6. 2D Cloud. (Table W61) This small outfit from Minneapolis begun by Raighne Hogan (above, with his wife Meghan) has been quietly publishing beautiful art objects and introducing new and exciting talent for a few years now. They will be out in force at SPX with new releases from co-publisher Justin Skarhus (RDCD Fist #1.5) and newcomer Christopher Adams' Period. Their table will also feature Nicholas Breutzman (Yearbooks, Motherlover), Sharon Lintz (Pornhounds, which includes personal, riveting stories drawn by the likes of Breutzman, Lindner and others), Meghan Hogan (debuting her new comic) Vincent Stall (with Things You Carry) and Will Dinski, whose 2D Cloud debut is a comic called Ablatio Penis.

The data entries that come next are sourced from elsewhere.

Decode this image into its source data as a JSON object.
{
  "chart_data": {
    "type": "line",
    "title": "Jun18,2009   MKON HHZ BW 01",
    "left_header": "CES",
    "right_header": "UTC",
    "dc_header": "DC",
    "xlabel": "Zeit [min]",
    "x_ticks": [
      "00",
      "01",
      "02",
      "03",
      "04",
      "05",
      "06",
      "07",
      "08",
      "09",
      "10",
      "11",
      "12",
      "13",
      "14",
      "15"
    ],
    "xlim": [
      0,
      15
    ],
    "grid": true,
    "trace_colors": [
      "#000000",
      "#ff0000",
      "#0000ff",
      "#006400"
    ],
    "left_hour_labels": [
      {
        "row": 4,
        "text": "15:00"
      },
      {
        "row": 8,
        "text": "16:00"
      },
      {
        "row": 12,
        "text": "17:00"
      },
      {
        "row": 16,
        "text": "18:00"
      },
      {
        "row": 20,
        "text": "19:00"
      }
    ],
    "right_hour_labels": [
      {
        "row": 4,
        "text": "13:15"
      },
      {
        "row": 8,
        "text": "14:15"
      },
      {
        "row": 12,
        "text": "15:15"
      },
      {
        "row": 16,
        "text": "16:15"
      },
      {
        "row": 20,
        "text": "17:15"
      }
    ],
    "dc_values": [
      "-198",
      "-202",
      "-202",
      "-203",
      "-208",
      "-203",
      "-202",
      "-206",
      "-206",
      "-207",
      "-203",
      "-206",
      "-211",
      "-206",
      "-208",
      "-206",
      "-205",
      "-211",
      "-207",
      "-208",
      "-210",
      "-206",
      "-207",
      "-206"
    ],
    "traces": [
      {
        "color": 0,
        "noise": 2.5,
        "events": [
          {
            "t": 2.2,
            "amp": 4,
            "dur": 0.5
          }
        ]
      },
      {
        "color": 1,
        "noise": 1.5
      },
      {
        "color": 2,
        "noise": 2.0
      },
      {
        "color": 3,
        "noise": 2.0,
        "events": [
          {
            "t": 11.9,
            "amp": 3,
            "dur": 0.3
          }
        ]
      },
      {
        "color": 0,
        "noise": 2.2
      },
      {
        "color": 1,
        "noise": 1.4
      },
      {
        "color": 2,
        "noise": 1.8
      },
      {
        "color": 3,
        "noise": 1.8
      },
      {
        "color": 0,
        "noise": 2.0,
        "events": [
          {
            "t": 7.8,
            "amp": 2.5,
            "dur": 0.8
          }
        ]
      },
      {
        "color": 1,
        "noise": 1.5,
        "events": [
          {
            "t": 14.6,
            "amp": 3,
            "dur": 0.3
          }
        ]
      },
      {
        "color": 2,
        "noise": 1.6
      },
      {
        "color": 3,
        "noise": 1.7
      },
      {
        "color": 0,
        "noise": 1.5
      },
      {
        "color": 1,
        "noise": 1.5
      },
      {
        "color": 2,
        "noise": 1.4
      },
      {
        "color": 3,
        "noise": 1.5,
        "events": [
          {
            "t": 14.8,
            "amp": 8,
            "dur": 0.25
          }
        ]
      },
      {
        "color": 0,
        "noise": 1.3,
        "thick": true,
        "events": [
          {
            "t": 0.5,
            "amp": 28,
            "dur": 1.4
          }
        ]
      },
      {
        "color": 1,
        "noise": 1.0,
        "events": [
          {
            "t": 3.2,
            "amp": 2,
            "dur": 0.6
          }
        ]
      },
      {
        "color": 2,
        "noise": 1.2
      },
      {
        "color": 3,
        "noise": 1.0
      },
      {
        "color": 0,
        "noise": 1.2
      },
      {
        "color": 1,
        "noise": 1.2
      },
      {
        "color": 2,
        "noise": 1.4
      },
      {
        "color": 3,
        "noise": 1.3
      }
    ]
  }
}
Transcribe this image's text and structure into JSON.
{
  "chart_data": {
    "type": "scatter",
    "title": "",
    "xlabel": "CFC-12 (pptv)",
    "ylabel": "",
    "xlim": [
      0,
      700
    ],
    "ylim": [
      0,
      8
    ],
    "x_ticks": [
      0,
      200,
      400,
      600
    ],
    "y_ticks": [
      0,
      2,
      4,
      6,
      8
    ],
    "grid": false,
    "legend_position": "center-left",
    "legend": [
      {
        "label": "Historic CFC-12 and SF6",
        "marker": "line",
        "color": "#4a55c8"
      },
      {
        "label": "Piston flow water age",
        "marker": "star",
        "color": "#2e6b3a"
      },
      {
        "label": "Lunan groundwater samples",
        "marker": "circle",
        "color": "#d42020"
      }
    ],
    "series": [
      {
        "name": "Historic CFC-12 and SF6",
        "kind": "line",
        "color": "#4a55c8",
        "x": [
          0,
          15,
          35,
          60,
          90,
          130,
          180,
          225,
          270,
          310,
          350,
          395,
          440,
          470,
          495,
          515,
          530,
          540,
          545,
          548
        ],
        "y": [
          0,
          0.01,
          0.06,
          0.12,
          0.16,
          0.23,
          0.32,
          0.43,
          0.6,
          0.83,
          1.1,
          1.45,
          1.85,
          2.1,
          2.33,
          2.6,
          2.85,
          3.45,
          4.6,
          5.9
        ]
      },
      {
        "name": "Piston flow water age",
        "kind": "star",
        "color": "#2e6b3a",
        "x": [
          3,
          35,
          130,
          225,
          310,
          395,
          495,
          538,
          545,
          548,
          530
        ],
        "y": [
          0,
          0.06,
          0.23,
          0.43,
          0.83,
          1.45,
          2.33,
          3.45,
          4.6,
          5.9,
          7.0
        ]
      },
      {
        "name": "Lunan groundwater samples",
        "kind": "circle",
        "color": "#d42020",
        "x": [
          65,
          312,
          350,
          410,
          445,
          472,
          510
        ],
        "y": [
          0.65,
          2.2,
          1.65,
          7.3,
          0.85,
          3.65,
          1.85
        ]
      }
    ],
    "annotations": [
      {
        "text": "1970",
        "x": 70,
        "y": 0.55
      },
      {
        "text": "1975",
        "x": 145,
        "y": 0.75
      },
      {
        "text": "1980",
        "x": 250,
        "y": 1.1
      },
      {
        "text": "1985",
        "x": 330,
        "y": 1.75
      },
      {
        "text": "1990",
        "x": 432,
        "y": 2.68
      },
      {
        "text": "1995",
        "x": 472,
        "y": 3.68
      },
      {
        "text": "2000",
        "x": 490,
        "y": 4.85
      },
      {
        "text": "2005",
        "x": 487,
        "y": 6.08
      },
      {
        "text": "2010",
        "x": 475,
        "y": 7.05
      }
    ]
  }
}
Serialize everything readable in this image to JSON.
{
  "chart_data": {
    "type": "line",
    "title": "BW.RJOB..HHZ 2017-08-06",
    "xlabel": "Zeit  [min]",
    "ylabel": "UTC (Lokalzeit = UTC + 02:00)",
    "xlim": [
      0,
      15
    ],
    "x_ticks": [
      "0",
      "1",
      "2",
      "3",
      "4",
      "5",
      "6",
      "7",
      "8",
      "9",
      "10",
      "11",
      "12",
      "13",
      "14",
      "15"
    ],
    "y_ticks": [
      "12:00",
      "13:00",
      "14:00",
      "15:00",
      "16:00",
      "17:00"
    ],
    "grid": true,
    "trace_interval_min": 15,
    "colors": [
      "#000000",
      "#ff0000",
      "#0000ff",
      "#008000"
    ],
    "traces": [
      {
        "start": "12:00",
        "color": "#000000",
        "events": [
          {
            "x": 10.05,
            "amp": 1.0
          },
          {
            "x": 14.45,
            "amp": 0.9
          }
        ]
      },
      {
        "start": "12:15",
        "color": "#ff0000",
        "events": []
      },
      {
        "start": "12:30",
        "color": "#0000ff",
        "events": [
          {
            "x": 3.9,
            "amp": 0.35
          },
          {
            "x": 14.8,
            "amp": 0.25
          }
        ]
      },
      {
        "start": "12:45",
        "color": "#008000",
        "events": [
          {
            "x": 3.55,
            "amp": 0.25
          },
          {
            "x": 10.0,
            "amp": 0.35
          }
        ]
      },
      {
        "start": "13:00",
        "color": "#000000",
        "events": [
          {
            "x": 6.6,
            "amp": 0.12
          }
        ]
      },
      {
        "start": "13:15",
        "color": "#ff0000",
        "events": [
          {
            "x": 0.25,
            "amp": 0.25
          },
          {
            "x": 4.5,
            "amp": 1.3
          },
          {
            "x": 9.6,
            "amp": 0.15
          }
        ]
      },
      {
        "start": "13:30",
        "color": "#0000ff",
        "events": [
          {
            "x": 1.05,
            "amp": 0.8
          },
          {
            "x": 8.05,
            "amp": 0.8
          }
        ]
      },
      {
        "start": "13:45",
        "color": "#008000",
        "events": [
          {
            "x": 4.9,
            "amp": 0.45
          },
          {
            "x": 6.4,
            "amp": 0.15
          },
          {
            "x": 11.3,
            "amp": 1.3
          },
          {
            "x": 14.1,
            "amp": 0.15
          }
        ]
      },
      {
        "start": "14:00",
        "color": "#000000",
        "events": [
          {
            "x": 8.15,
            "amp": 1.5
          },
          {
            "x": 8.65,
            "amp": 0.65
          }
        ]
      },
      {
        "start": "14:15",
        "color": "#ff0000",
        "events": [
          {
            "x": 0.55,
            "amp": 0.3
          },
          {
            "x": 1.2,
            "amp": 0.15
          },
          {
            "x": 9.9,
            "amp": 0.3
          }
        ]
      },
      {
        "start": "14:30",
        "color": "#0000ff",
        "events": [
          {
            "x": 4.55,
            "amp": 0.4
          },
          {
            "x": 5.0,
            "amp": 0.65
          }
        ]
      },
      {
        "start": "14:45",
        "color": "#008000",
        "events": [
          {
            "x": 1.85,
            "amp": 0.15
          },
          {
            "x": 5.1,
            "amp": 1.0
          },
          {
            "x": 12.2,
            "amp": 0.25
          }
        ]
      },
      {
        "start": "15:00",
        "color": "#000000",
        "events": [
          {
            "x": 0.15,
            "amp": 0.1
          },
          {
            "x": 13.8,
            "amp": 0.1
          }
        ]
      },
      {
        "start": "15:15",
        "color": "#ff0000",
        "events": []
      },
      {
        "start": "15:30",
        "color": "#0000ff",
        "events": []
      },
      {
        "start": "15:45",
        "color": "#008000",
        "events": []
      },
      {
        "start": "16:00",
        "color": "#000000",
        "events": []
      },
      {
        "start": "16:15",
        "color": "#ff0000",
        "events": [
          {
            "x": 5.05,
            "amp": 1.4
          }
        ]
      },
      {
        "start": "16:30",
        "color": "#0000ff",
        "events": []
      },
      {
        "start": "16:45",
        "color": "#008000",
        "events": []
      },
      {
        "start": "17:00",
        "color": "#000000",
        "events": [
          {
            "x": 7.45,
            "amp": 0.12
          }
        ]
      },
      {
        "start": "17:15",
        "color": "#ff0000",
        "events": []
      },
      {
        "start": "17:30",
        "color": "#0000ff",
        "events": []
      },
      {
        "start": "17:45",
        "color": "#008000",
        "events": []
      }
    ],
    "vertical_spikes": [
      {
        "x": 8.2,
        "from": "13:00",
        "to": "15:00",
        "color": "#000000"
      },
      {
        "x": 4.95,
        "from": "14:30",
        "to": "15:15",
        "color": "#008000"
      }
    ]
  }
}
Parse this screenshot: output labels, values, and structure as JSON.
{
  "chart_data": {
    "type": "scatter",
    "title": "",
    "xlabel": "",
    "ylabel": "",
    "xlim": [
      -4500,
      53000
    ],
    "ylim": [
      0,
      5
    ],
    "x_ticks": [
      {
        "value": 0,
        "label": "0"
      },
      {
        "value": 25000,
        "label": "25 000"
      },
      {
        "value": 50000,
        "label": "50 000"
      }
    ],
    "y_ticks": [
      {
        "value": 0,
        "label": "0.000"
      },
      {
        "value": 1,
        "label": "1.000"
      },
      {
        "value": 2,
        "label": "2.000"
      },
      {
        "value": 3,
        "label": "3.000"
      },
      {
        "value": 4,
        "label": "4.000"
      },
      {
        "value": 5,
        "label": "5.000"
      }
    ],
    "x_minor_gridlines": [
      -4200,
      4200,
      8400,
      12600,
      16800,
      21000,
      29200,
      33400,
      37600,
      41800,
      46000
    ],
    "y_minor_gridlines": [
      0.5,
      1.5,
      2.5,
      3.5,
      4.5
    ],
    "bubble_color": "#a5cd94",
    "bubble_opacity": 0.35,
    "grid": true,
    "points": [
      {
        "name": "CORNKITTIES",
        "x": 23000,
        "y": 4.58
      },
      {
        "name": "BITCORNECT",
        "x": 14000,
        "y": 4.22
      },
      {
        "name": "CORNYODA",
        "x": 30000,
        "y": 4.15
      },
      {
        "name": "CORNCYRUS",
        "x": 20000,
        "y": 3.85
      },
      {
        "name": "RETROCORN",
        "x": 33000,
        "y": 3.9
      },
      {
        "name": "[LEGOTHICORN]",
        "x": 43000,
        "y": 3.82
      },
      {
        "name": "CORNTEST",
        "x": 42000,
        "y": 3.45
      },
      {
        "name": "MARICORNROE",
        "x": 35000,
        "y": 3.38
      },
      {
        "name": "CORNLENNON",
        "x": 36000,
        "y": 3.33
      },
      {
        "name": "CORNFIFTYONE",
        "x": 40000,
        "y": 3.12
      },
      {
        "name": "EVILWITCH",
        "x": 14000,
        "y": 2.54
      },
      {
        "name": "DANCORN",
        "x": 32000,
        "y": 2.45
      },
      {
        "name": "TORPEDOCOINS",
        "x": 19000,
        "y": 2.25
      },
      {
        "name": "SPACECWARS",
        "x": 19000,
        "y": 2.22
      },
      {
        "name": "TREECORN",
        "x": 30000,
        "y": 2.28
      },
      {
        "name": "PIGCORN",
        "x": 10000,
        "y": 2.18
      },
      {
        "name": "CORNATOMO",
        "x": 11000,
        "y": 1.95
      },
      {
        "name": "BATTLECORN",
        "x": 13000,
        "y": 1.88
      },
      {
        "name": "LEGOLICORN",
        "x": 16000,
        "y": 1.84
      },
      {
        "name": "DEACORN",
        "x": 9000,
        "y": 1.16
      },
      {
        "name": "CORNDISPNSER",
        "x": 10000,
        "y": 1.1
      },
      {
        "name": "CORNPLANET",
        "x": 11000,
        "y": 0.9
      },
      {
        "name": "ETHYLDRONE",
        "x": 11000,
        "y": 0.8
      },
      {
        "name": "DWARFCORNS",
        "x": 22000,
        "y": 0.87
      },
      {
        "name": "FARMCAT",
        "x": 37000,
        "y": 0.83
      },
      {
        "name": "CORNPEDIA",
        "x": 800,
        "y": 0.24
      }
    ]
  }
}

They also published Noah Van Sciver's excellent Igntaz-nominated comic The Death of Elijah Lovejoy. I would also strongly recommend picking up a copy of Good Minnesotan #4, which was one of the better anthologies of the last couple of years.

6. Secret Acres. (Table J11-J12) The Brooklyn-based publisher consisting of Leon Avelino and Barry Matthews (left to right above, with Gabby Schulz in the middle) have been showing at SPX for many years and have racked up a number of Igntatz awards, and for good reason. This year, they'll have Mike Dawson in contention for an Ignatz with his excellent Troop 142 and also have the debut of Theo Ellsworth's new hardcover, The Understanding Monster. Sean Ford will be at the show as well with his recent completed Only Skin. Eamon Espey will also be there, and I would urge you to check out some of his disturbing, intense minicomics that will soon be collected. This publisher has always combined a sterling design sense with cartoonists who have singular aesthetic senses.

7. Sparkplug Comic Books. (Table W59) Publisher Tom Neely (above) will be repping Sparkplug for SPX, the first after Dylan Williams' death last year. Katie Skelly will also be at their table with her recent complete Nurse Nurse, the first book Sparkplug has published since Dylan died. As always, Sparkplug always has a table full of marvelous minicomics discoveries thanks to their status as a major distributor of minis, and this year will be no exception. Be sure to check out Neely's own unique works, like The Blot, The Wolf, his anthology Bound & Gagged and his part in the amazing Henry and Glenn Forever. Tessa Brunton's Passage was nominated for an Ignatz, and she's also up for Promising New Talent.

8. Hidden Fortress Press. (Table C8) This is the name of Paul Lyons' (above, with Cheryl Kaminsky) publishing concern, and this former member of Fort Thunder will be debuting the new issue of Monster. This is one of the best of all alt-comics anthologies, pushing the line between fine arts and comics in a horror genre context. This will be one of the potential "book of the show" choices. Kaminsky, Roby Newton and possibly Brian Ralph will also be at this table.